The Columbus Dispatch

Correct portrayals of real people key for solo projects

- By Sarah Rodman

BEVERLY HILLS, Calif. — Anna Deavere Smith has lived many lives as an actress for hire, moving fluidly among stage, film and television.

Her latest, “Notes From the Field,” makes the transition from stage to HBO on Saturday.

To examine many thorny issues — race, police shootings, the high-school-to-prison pipeline — Smith conducted 250 interviews, zeroing in on 18 real people, all of whom she plays. Included are U.S. Rep. John Lewis and activist Bree Newsome, plus teachers, inmates and students.

The work, of course, has a heaviness as it explores systemic racism, but it has lighter moments, too. It also highlights the need to keep pushing for dialogue no matter how difficult the conversati­ons.

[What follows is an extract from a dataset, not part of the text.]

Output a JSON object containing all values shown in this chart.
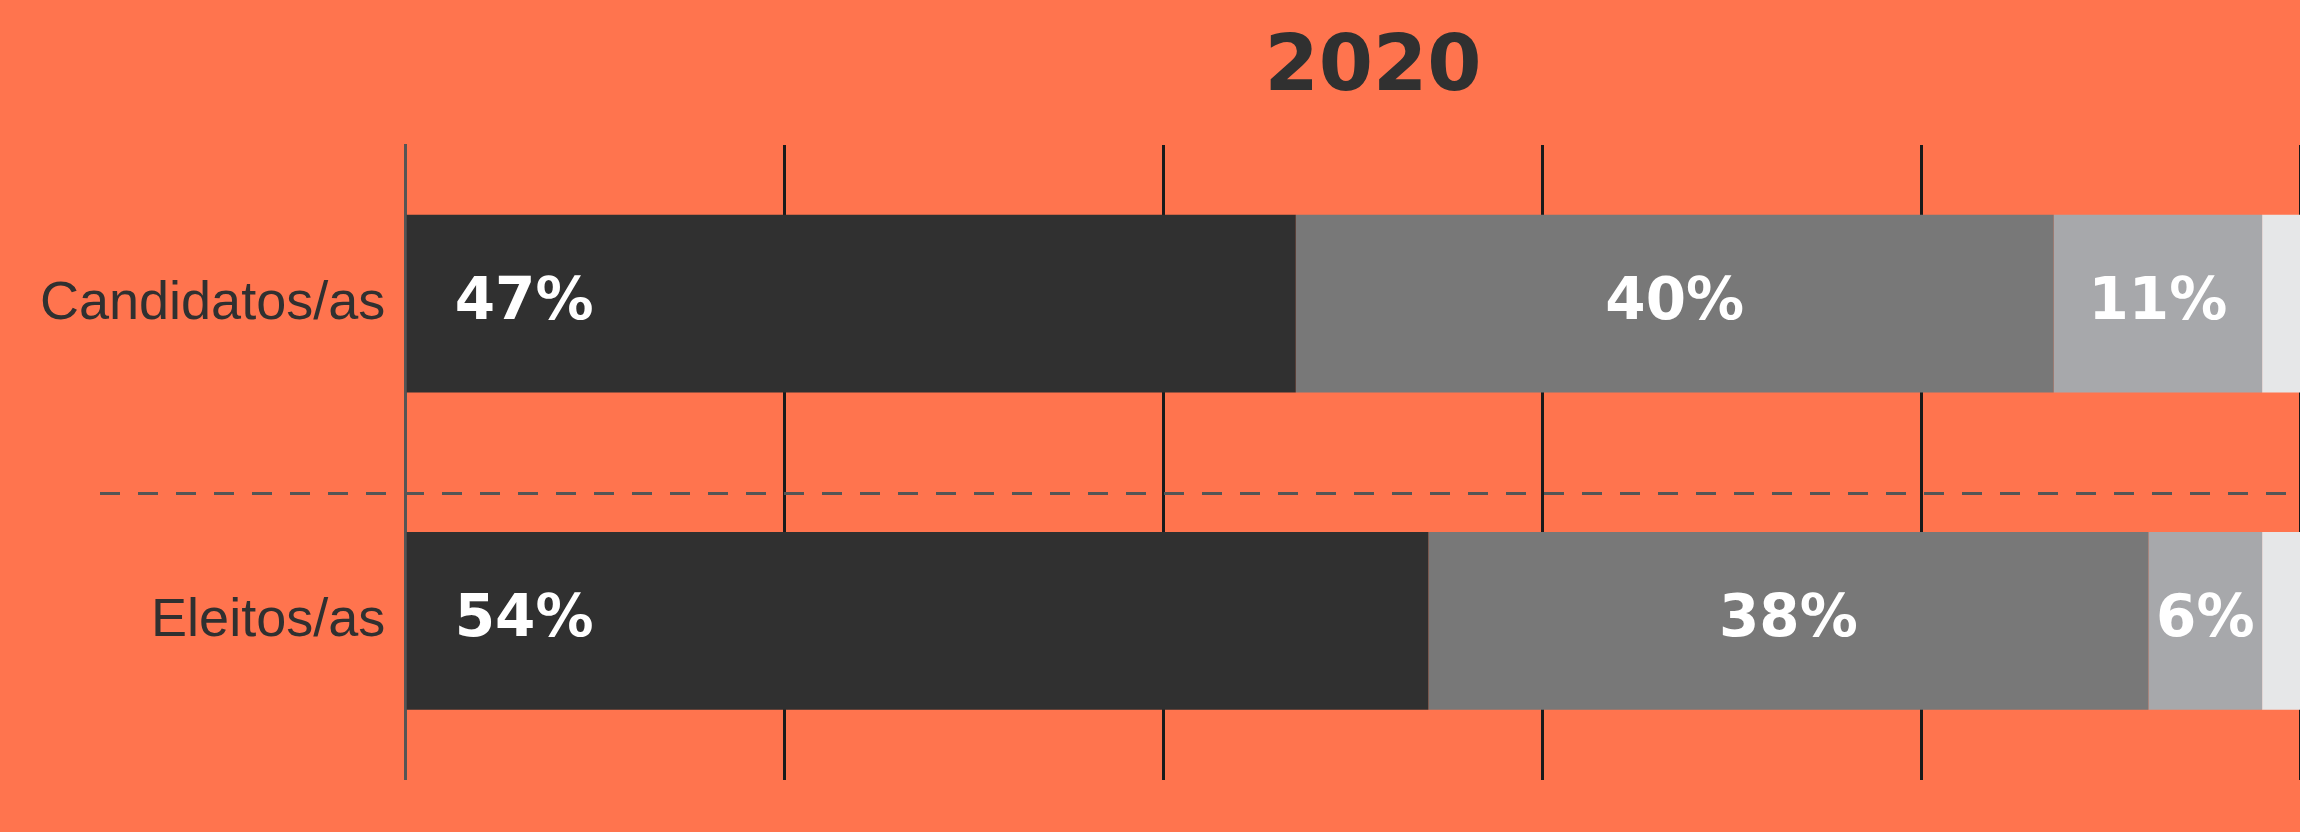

As a playwright and solo performer of her own works, Smith has given life to dozens of other people; her award-winning one-woman stage production­s include “Twilight: Los Angeles, 1992” and “Let Me Down Easy” (2008).

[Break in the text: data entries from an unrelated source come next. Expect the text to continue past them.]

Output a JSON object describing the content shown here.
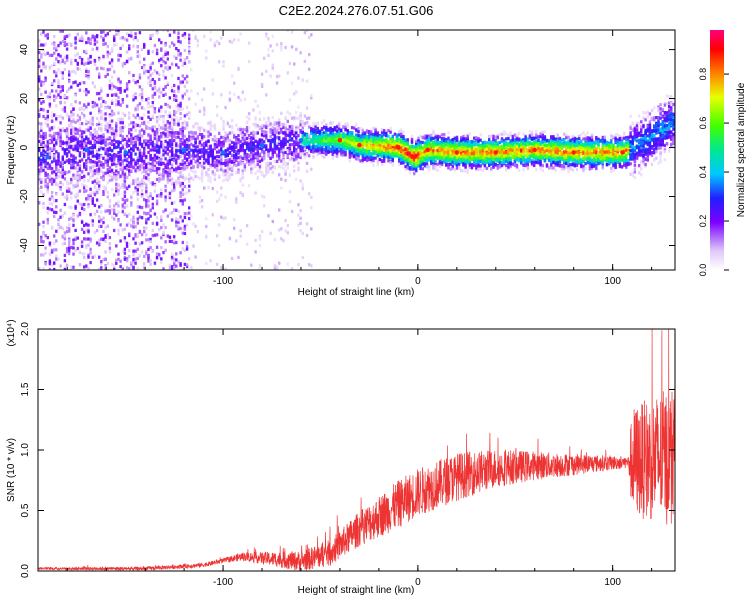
{
  "figure": {
    "title": "C2E2.2024.276.07.51.G06"
  },
  "chart_data": [
    {
      "type": "heatmap",
      "xlabel": "Height of straight line (km)",
      "ylabel": "Frequency (Hz)",
      "xlim": [
        -195,
        132
      ],
      "ylim": [
        -50,
        48
      ],
      "xticks": [
        -100,
        0,
        100
      ],
      "yticks": [
        -40,
        -20,
        0,
        20,
        40
      ],
      "colorbar": {
        "label": "Normalized spectral amplitude",
        "ticks": [
          "0.0",
          "0.2",
          "0.4",
          "0.6",
          "0.8"
        ],
        "tick_values": [
          0,
          0.2,
          0.4,
          0.6,
          0.8
        ],
        "range": [
          0,
          0.98
        ]
      },
      "ridge_frequency": [
        {
          "x": -190,
          "y": -4
        },
        {
          "x": -170,
          "y": -1
        },
        {
          "x": -150,
          "y": -2
        },
        {
          "x": -120,
          "y": -1
        },
        {
          "x": -100,
          "y": -2
        },
        {
          "x": -80,
          "y": 1
        },
        {
          "x": -60,
          "y": 3
        },
        {
          "x": -40,
          "y": 3
        },
        {
          "x": -30,
          "y": 1
        },
        {
          "x": -10,
          "y": 0
        },
        {
          "x": -2,
          "y": -4
        },
        {
          "x": 5,
          "y": -1
        },
        {
          "x": 20,
          "y": -2
        },
        {
          "x": 40,
          "y": -2
        },
        {
          "x": 60,
          "y": -1
        },
        {
          "x": 80,
          "y": -2
        },
        {
          "x": 105,
          "y": -2
        },
        {
          "x": 115,
          "y": 2
        },
        {
          "x": 130,
          "y": 10
        }
      ]
    },
    {
      "type": "line",
      "xlabel": "Height of straight line (km)",
      "ylabel": "SNR (10 * v/v)",
      "yscale_label": "(x10⁴)",
      "xlim": [
        -195,
        132
      ],
      "ylim": [
        0,
        2.0
      ],
      "xticks": [
        -100,
        0,
        100
      ],
      "yticks": [
        "0.0",
        "0.5",
        "1.0",
        "1.5",
        "2.0"
      ],
      "ytick_values": [
        0,
        0.5,
        1.0,
        1.5,
        2.0
      ],
      "series_color": "#ee3333",
      "trend": [
        {
          "x": -195,
          "y": 0.02
        },
        {
          "x": -140,
          "y": 0.02
        },
        {
          "x": -110,
          "y": 0.05
        },
        {
          "x": -90,
          "y": 0.12
        },
        {
          "x": -60,
          "y": 0.08
        },
        {
          "x": -45,
          "y": 0.15
        },
        {
          "x": -30,
          "y": 0.35
        },
        {
          "x": -10,
          "y": 0.55
        },
        {
          "x": 0,
          "y": 0.65
        },
        {
          "x": 20,
          "y": 0.78
        },
        {
          "x": 40,
          "y": 0.85
        },
        {
          "x": 60,
          "y": 0.87
        },
        {
          "x": 80,
          "y": 0.88
        },
        {
          "x": 108,
          "y": 0.9
        },
        {
          "x": 132,
          "y": 0.95
        }
      ],
      "spread": [
        {
          "x": -195,
          "y": 0.01
        },
        {
          "x": -100,
          "y": 0.02
        },
        {
          "x": -80,
          "y": 0.05
        },
        {
          "x": -40,
          "y": 0.12
        },
        {
          "x": -10,
          "y": 0.2
        },
        {
          "x": 20,
          "y": 0.2
        },
        {
          "x": 60,
          "y": 0.12
        },
        {
          "x": 100,
          "y": 0.06
        },
        {
          "x": 108,
          "y": 0.05
        },
        {
          "x": 110,
          "y": 0.45
        },
        {
          "x": 132,
          "y": 0.6
        }
      ]
    }
  ],
  "colors": {
    "series": "#ee3333",
    "axis": "#000000"
  }
}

The Baltimore native also has inhabited memorable characters in “The American President” and “Rachel Getting Married” and on “Nurse Jackie,” “The West Wing” and “black-ish.”

(On March 13, she will join the premiere of “For the People,” produced by Shonda Rhimes, on ABC.)

Smith recently discussed her work.

Do you feel an extra sense of responsibi­lity in your one-woman projects because you’re portraying real people?

I don’t use that word. I think about the opportunit­y I have to get the song right and to get the dance right. Because to me,

anybody who ends up in one of my plays has a kind of communicat­ive genius — somebody like Kevin Moore, the second character, who spent most of his young life in jail.

He read the dictionary backward and forward in jail. He’s perfect. When I woke up this morning, I was thinking about (a trait of) Kevin’s that I still don’t have right.

I’ve got to go back and listen to it again because why does it sound like me? That’s what it is. I don’t feel as much a responsibi­lity as I feel an opportunit­y to take these extraordin­ary, expressive moments and get it right.

Your plays are not sequels per se, but they sometimes touch on overlappin­g topics. Do you think of them as being connected?

I think it comes down to justice and death. “Let Me Down Easy” was supposedly about health care, (but) it was really about death and loss. So I think I’m very interested in loss, and if there’s anything we can possibly do to correct it or stop it.

Do you feel like the work changes substantia­lly when you move it from stage to screen?

The only thing I lose is — and it’s always hard — is capturing the audience. As my friend George Wolfe, the great theater director, once said to me, “Baby, people come to your theater to cry and mine to laugh.” (Laughs.) I feel I’m successful if audience members tell me that they had something like a cathartic experience emotionall­y. And that’s why I’m in the theater. But the benefit of film is, it’s going to reach more people.